In the output appears the first part of the output twice (one in the parent and one in the child process) As printf() works by buffering (and I have filtered output to sed -e 's/^/ /' to include the four spaces required to paste the output here as a code snippet, and the contents of the buffered output have not been flushed out at fork()'s time, it appears in both outputs, the parent's and the child's. I have included it to show that the data segments of both, parent and child, are exactly equal, including <stdio.h> internal structures like non-flushed output. A fflush(stdout); or fflush(NULL); before fork() solves this problem, making it only appear once.

Answer 2

Pointer and variables are duplicated for the forked process.
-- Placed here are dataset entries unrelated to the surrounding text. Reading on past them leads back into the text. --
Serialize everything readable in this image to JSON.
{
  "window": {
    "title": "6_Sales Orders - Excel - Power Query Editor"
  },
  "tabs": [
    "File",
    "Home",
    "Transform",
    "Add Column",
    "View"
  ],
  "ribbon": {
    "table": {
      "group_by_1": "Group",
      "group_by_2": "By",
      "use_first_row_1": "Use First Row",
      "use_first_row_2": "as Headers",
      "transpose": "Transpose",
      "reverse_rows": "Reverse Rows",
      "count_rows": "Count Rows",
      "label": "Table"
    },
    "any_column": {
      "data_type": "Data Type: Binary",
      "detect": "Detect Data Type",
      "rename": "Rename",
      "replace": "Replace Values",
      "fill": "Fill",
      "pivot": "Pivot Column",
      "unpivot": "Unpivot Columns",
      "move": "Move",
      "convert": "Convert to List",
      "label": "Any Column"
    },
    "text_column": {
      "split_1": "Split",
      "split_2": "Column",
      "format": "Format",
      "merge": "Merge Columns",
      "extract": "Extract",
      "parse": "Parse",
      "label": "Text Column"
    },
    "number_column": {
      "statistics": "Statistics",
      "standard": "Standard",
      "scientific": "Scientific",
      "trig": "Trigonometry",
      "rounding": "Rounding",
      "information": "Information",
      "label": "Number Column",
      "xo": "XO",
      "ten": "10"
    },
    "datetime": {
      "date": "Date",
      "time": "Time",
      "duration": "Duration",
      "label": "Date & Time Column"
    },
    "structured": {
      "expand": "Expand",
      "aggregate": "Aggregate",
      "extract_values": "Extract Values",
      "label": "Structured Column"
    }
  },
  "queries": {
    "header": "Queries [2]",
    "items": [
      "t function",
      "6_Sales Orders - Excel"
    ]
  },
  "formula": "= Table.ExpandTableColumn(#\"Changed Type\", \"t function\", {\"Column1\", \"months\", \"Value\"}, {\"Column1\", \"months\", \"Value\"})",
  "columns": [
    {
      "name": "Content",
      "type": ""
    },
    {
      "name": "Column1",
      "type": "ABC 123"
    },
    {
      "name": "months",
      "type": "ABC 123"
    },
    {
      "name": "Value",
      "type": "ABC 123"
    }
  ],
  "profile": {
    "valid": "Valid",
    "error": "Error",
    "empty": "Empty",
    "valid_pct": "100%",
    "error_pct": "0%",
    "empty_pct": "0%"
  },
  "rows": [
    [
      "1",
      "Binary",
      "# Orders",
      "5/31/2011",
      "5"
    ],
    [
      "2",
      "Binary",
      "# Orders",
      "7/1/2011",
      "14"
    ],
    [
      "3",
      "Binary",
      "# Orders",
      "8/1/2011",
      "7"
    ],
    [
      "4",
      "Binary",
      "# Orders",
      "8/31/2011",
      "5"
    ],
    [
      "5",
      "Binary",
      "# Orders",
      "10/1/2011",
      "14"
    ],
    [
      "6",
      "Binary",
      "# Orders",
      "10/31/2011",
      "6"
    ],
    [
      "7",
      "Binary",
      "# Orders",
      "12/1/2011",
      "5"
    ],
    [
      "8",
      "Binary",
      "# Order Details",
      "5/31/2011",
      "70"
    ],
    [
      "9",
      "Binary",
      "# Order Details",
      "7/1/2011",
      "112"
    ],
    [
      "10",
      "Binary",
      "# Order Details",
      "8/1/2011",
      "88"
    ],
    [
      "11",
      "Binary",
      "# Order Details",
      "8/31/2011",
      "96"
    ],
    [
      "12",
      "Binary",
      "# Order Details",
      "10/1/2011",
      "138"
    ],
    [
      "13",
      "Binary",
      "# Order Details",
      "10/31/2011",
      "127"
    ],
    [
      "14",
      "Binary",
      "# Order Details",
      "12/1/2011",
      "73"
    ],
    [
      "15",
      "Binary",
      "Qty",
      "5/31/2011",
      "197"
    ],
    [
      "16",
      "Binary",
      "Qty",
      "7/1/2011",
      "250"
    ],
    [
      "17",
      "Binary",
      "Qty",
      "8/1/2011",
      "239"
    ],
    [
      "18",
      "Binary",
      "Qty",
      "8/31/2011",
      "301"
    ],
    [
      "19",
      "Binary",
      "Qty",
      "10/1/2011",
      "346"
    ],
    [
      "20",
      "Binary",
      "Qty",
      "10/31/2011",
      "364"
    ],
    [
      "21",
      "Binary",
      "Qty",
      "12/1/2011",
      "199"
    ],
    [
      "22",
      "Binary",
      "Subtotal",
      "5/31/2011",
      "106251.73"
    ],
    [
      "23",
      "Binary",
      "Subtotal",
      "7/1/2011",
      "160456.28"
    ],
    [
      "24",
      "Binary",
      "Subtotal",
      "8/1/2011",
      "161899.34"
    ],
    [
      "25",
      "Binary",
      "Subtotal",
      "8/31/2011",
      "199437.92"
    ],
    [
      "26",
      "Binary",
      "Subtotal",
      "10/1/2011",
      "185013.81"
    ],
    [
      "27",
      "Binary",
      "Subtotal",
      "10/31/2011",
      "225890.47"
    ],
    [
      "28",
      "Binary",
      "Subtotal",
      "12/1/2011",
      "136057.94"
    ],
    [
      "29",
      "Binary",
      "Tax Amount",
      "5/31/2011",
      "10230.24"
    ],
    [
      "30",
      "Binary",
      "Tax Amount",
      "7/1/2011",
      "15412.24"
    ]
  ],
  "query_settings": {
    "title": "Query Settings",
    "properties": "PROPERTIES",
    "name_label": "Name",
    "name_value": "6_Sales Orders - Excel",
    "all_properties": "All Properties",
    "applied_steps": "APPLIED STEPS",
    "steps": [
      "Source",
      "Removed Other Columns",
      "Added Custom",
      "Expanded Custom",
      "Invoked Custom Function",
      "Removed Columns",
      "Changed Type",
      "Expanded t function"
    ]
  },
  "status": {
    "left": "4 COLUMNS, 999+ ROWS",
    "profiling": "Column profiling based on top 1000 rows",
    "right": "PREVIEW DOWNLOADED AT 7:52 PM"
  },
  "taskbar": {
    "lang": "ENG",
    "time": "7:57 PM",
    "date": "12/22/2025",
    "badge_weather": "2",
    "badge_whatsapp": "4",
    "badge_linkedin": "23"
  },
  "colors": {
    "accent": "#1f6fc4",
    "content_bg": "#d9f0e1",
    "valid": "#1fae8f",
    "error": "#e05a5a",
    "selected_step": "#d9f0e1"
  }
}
In the kernel, fork is actually implemented by a clone system call. This clone interfaces effectively provides a level of abstraction in how the Linux kernel can create processes.

clone allows you to explicitly specify which parts of the new process are copied into the new process, and which parts are shared between the two processes. This means the parent and child share the same memory, which includes program code and data. the memory is actually shared, rather than copied, between the two processes when fork is called.